The problem also expands to the way that many young people now understand themselves, she adds. Content produced by the algorithm on platforms like Instagram will keenly tell you that your boyfriend or girlfriend being selfish is toxic, or the way that you think about something which has happened to you is innately damaging.
“Ordinary experiences are understood in terms of trauma. But it has nothing to do with actual trauma reductors. You don’t get into contact with the therapist. It’s more that you can circumvent this system and find out on your own – and increasingly speak of your personal experience in terms of things like anxiety or depression, or even autism.”
“Even autism has become more of a shorthand for awkwardness, with or without a diagnosis,” Basboll adds. The existence of a diagnostic culture, she says, has actually taken away a lot from young people, particularly from the ages of 15 to 25, when you’re supposed to grow up and develop as a person and have uncomfortable experiences.
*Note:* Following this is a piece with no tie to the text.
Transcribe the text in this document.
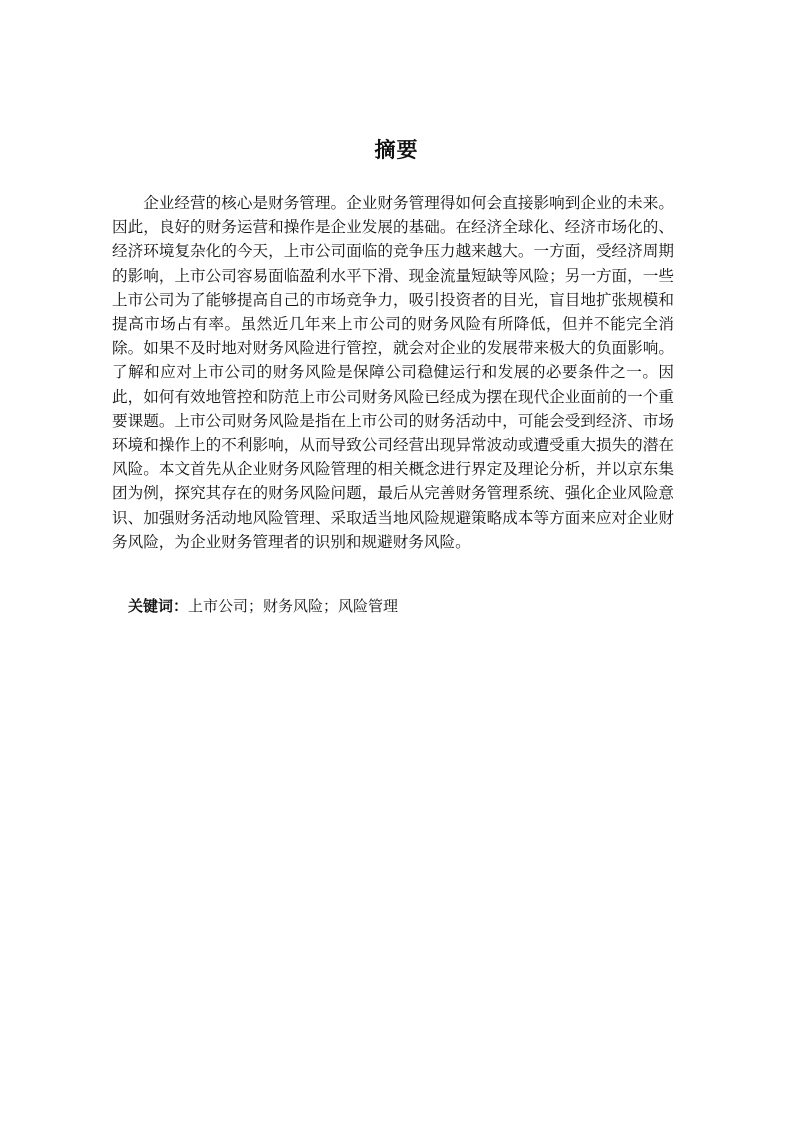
摘要

企业经营的核心是财务管理。企业财务管理得如何会直接影响到企业的未来。因此，良好的财务运营和操作是企业发展的基础。在经济全球化、经济市场化的、经济环境复杂化的今天，上市公司面临的竞争压力越来越大。一方面，受经济周期的影响，上市公司容易面临盈利水平下滑、现金流量短缺等风险；另一方面，一些上市公司为了能够提高自己的市场竞争力，吸引投资者的目光，盲目地扩张规模和提高市场占有率。虽然近几年来上市公司的财务风险有所降低，但并不能完全消除。如果不及时地对财务风险进行管控，就会对企业的发展带来极大的负面影响。了解和应对上市公司的财务风险是保障公司稳健运行和发展的必要条件之一。因此，如何有效地管控和防范上市公司财务风险已经成为摆在现代企业面前的一个重要课题。上市公司财务风险是指在上市公司的财务活动中，可能会受到经济、市场环境和操作上的不利影响，从而导致公司经营出现异常波动或遭受重大损失的潜在风险。本文首先从企业财务风险管理的相关概念进行界定及理论分析，并以京东集团为例，探究其存在的财务风险问题，最后从完善财务管理系统、强化企业风险意识、加强财务活动地风险管理、采取适当地风险规避策略成本等方面来应对企业财务风险，为企业财务管理者的识别和规避财务风险。

关键词：上市公司；财务风险；风险管理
“This culture ends up rolling back personal development, and also creates a strange dynamic between teachers and students. Professors are no longer assumed to know better or whether a student who hasn’t handed in their assignment in time is actually maybe just being a bit lazy or drinking too much. Instead, there is an idea that we have to take it seriously, so things like extensions in universities have exploded because professors aren’t trusted to say no.”
There are very real problems facing young people, says Basboll, which are mainly economic. Graduates are now downwardly mobile, but rather than fixing those material problems for young people, students have been taught to think of every problem as something which is “going on inside.”
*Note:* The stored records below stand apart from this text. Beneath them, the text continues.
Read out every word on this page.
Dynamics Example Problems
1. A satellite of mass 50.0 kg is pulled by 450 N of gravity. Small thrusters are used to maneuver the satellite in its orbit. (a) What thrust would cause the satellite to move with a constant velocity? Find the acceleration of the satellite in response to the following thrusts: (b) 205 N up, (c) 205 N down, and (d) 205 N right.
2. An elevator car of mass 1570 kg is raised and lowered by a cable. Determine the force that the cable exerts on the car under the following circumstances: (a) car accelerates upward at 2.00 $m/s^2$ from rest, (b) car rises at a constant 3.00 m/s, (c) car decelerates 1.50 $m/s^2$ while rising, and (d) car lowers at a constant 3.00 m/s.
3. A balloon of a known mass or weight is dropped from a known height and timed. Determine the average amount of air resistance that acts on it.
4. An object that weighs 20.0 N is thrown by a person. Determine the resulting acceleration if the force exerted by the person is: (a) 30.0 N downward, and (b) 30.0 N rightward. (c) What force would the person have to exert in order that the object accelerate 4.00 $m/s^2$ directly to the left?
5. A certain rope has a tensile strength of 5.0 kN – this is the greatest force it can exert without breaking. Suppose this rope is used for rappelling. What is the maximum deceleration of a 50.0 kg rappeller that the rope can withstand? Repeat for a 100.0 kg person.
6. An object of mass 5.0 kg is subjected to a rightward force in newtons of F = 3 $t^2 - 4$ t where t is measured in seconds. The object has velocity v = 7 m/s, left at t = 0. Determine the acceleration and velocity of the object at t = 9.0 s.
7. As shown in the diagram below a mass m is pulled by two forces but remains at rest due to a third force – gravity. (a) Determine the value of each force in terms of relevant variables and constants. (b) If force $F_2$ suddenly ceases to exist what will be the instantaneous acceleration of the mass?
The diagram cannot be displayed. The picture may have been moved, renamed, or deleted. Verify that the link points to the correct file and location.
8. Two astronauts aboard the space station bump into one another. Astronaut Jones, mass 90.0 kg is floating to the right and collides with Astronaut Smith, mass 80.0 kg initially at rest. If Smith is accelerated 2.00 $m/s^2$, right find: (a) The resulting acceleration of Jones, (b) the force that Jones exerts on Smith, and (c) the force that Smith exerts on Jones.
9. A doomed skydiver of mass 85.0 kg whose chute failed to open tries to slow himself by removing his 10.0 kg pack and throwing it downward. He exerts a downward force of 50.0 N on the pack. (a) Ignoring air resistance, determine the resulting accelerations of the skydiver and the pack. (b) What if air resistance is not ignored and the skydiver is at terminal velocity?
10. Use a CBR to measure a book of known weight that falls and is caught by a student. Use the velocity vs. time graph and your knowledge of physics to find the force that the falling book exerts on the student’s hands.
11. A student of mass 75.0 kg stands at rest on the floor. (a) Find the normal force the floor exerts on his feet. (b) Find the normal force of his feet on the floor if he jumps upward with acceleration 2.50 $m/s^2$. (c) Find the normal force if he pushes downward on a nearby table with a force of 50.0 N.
“If only we go to enough welfare teams, we’ll all be ok. And I think that’s the wrong approach.”
I couldn’t agree with her more. One man from Galway rightly said at that public session that we are failing to teach children to be resilient, to the point that we are coddling them without even realising it. We need to build more resilience, rather than problematising everything.
Someone else said that the coddle culture has created the opportunity for accountability avoidance. This, I suppose, boils down to always finding someone to blame rather than pointing the finger back on yourself when you’re in the wrong.
Stella O’Malley had some great closing thoughts on the problematising of education.
“All roads lead to children thinking, ‘Maybe there’s something wrong with you. Maybe you need to get fixed by other people because if you feel uncomfortable, there is a big problem,” she said.
“I’ve recently had some experience with third level education, because I am doing a PhD. I’ve experienced first-hand this wall of bureaucracy, and when I raise some of these issues, they keep telling me to go to Cheer Up Tuesdays. I keep getting asked, ‘How am I?’ and I reply ‘I’m actually fine. Your system is disastrous though,” laughed O’Malley.
“It is very difficult for your head, because we are swiping away the real problems, and then look at your mental health and ask if you’re having a bad day. Honest anger at a disaster of a system is not being categorised as such – it’s being categorised, very quickly, as mental health.”
“I think what we’ve done is we’ve taught people to weaponize vulnerability so that they can avoid accountability.”